JE: Infinite Games was different to make from the last record, mostly because it happened very fast. Either Greg or Steve will have a starting point, and then either one of them will either go to the other person, or to me, to work on it some more. We usually start with one person, then go to two people, and then all three to finish.
FO: “Fever Daydream” is a clearly self-produced album, for “Infinite Games” you have set up the Federal Prison, does this mean that there will be further future publications?
JE: Absolutely, count on it. We cannot say how often things like this will come about, but there will be more records, and possibly books and art projects as well, since Jesse Draxler is also involved with the curation of Federal Prisoner.
FO: How do you rate your period of collaboration with Nine Inch Nails?

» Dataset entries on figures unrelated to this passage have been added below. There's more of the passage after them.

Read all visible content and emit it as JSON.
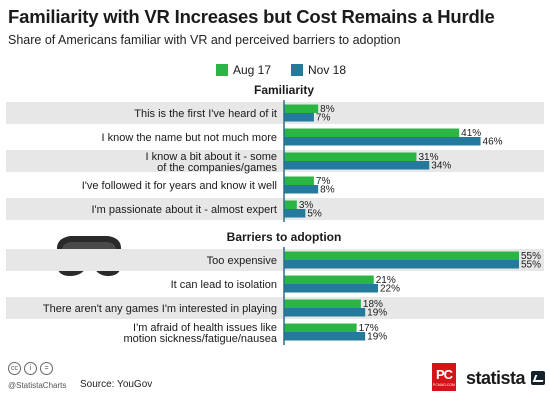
{
  "header": {
    "title": "Familiarity with VR Increases but Cost Remains a Hurdle",
    "subtitle": "Share of Americans familiar with VR and perceived barriers to adoption"
  },
  "colors": {
    "aug": "#2bb544",
    "nov": "#247a9a",
    "band": "#e7e7e7",
    "axis": "#2a6f8c"
  },
  "chart_data": {
    "type": "bar",
    "orientation": "horizontal",
    "series": [
      {
        "name": "Aug 17"
      },
      {
        "name": "Nov 18"
      }
    ],
    "groups": [
      {
        "title": "Familiarity",
        "categories": [
          {
            "label": [
              "This is the first I've heard of it"
            ],
            "values": [
              8,
              7
            ]
          },
          {
            "label": [
              "I know the name but not much more"
            ],
            "values": [
              41,
              46
            ]
          },
          {
            "label": [
              "I know a bit about it - some",
              "of the companies/games"
            ],
            "values": [
              31,
              34
            ]
          },
          {
            "label": [
              "I've followed it for years and know it well"
            ],
            "values": [
              7,
              8
            ]
          },
          {
            "label": [
              "I'm passionate about it - almost expert"
            ],
            "values": [
              3,
              5
            ]
          }
        ]
      },
      {
        "title": "Barriers to adoption",
        "categories": [
          {
            "label": [
              "Too expensive"
            ],
            "values": [
              55,
              55
            ]
          },
          {
            "label": [
              "It can lead to isolation"
            ],
            "values": [
              21,
              22
            ]
          },
          {
            "label": [
              "There aren't any games I'm interested in playing"
            ],
            "values": [
              18,
              19
            ]
          },
          {
            "label": [
              "I'm afraid of health issues like",
              "motion sickness/fatigue/nausea"
            ],
            "values": [
              17,
              19
            ]
          }
        ]
      }
    ],
    "value_suffix": "%",
    "xlim": [
      0,
      55
    ],
    "legend_position": "top-center"
  },
  "footer": {
    "cc_icons": [
      "cc",
      "i",
      "="
    ],
    "handle": "@StatistaCharts",
    "source": "Source: YouGov",
    "pc_logo": "PC",
    "pc_sub": "PCMAG.COM",
    "brand": "statista"
  }
}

JE: I learned A LOT in a very short amount of time, and I think I became a better and more comfortable performer being around such terrific musicians. They are all world class, in my opinion.
FO: With The Black Queen you will return to Italy in Milan a year after your last concerts; what approach do you have live, what should the audience expect from your concerts?

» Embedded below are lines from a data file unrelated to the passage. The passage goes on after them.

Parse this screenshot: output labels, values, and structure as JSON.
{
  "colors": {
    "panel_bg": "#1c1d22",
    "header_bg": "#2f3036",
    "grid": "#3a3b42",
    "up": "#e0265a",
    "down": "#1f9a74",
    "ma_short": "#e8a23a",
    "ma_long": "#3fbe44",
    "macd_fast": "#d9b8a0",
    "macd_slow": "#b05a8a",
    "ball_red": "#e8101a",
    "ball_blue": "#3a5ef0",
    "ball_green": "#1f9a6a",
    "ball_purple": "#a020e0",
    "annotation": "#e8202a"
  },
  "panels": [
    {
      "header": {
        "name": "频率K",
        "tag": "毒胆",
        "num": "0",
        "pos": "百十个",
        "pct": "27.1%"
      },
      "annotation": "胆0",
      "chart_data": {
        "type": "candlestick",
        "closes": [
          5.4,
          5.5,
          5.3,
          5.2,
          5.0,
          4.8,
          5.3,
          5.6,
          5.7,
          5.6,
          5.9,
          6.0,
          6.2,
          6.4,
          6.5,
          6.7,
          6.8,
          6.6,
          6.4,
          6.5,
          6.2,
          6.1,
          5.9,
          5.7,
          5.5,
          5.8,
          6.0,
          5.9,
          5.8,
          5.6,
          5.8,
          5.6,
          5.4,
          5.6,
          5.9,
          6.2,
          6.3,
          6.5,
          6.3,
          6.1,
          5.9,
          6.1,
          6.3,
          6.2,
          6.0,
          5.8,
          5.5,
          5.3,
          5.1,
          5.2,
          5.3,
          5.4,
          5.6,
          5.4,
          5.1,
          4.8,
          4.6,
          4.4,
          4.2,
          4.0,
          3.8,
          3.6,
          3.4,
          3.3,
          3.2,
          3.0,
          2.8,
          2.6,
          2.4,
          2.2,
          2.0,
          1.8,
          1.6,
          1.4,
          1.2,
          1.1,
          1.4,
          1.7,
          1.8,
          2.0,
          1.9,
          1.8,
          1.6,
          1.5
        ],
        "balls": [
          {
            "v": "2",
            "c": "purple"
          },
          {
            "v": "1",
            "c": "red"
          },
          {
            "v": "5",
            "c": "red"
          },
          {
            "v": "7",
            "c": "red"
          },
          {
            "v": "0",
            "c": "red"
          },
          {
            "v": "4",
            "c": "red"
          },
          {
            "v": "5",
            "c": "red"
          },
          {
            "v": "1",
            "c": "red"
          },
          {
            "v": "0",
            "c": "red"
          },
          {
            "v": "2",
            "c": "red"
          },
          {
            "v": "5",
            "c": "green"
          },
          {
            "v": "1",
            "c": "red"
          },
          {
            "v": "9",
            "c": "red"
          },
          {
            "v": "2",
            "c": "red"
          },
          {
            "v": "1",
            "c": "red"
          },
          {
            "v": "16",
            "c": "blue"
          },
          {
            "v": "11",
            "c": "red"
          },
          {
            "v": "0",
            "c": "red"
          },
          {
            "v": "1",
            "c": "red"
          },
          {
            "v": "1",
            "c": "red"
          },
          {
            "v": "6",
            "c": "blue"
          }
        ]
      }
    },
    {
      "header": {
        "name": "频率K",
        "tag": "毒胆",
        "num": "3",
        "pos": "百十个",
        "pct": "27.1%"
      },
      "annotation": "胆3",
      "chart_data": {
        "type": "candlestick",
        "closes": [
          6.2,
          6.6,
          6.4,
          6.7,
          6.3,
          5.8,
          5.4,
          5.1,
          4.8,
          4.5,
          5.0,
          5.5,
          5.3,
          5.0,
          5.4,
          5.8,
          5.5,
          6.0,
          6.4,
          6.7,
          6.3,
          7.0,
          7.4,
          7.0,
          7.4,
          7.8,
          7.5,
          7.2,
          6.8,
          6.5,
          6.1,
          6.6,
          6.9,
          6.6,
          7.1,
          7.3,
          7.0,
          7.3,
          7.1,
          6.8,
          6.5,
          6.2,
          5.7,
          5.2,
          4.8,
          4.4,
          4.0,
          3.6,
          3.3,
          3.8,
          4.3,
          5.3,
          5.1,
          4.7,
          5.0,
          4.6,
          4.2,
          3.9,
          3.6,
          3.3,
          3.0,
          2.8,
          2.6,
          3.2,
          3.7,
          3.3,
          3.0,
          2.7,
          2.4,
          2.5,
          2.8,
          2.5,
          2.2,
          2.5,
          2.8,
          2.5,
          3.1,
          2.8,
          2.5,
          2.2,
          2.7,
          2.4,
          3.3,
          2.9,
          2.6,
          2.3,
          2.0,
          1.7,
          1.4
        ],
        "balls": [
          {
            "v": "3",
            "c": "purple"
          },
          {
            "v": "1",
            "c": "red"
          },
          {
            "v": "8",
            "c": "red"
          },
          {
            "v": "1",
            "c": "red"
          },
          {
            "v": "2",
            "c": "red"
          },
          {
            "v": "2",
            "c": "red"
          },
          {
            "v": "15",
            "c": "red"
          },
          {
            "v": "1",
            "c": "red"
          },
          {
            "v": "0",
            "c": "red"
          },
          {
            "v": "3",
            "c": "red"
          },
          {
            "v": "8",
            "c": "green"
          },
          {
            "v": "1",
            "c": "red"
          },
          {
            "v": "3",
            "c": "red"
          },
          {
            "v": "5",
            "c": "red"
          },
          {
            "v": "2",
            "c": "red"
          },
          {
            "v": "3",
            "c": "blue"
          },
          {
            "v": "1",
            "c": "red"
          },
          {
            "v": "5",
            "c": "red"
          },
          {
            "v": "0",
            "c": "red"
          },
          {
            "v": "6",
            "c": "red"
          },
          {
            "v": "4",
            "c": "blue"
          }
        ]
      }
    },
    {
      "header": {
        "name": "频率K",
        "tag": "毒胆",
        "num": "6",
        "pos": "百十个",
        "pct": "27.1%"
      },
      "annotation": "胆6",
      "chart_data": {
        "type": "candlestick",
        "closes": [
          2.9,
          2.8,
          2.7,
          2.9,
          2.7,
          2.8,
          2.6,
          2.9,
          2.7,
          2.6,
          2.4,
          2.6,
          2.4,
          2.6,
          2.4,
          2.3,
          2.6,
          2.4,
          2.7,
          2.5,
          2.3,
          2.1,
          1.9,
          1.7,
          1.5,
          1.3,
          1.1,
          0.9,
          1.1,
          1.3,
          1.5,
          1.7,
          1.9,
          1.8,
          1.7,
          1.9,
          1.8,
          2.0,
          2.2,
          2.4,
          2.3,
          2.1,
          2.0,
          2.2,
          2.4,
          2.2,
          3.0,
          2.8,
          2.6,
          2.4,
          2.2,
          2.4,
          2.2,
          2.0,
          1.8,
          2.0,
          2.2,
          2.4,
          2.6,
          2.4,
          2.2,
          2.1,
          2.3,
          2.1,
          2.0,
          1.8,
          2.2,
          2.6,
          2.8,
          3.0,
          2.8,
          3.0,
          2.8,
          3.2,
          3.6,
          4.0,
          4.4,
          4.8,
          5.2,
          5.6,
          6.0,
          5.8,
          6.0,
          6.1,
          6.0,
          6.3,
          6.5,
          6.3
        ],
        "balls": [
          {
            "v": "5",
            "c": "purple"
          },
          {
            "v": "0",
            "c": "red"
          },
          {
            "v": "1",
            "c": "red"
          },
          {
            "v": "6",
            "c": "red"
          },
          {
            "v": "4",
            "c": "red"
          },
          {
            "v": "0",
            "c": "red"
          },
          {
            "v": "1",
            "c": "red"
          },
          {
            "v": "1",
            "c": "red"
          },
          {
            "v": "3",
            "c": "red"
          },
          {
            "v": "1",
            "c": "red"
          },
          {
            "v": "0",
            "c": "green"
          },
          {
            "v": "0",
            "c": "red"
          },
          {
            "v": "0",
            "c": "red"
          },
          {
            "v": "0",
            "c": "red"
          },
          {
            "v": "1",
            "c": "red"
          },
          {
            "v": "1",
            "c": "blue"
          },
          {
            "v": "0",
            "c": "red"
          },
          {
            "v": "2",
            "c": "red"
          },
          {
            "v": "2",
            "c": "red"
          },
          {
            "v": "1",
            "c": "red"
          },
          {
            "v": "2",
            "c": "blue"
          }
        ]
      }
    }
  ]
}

JE: Without giving away too much, expect some new songs, and some old ones, and some alternate versions of those the songs are sometimes different live than they are on the albums, naturally.
FO: I attended your concert in London for the fifteenth anniversary of the release of “Fahrenheit Fair Enough”. You have proposed a completely different sound than the record. Do you think that sound experience has ended so?
JE: Not that it’s ‘ended’ per se, but 17 years have passed since the release of Fahrenheit Fair Enough, and my taste, abilities, and available technologies have changed a lot, as well as my interests, so I think it’s only natural that the sound has changed with it all.
FO: What feelings have you had seeing the reissue of that record after fifteen years?
JE: RELIEF.
FO: I was also in Naples in March 2004. Those were the times of Hefty Records and “Map of What is Effortless”, you were very young, do you remember anything about that concert?
JE: YES. We couldn’t play on the original night of the concert because of power problems in the venue. I also fell in love with a girl there. It was a wild time for me. We came back a week later and did the show properly, and I remember being so grateful to the Neapolitan audience, who were loud and excited. It was really magical and Napoli is a place that is very near and dear to my heart.
FO: Telefon Tel Aviv, Second Woman, The Black Queen, Sons of Magdalene…How do you manage to divide your artistic identity?
JE: I just work on music, and as the idea develops, I put it into a pile – either the second woman pile, or the TTA pile, TBQ – after working on a song for a bit, I usually know pretty quickly where it’s going only sometimes do I actually sit down and say ‘I’m going to work on Second Woman right now’ – most of the time, I just follow simple inspiration.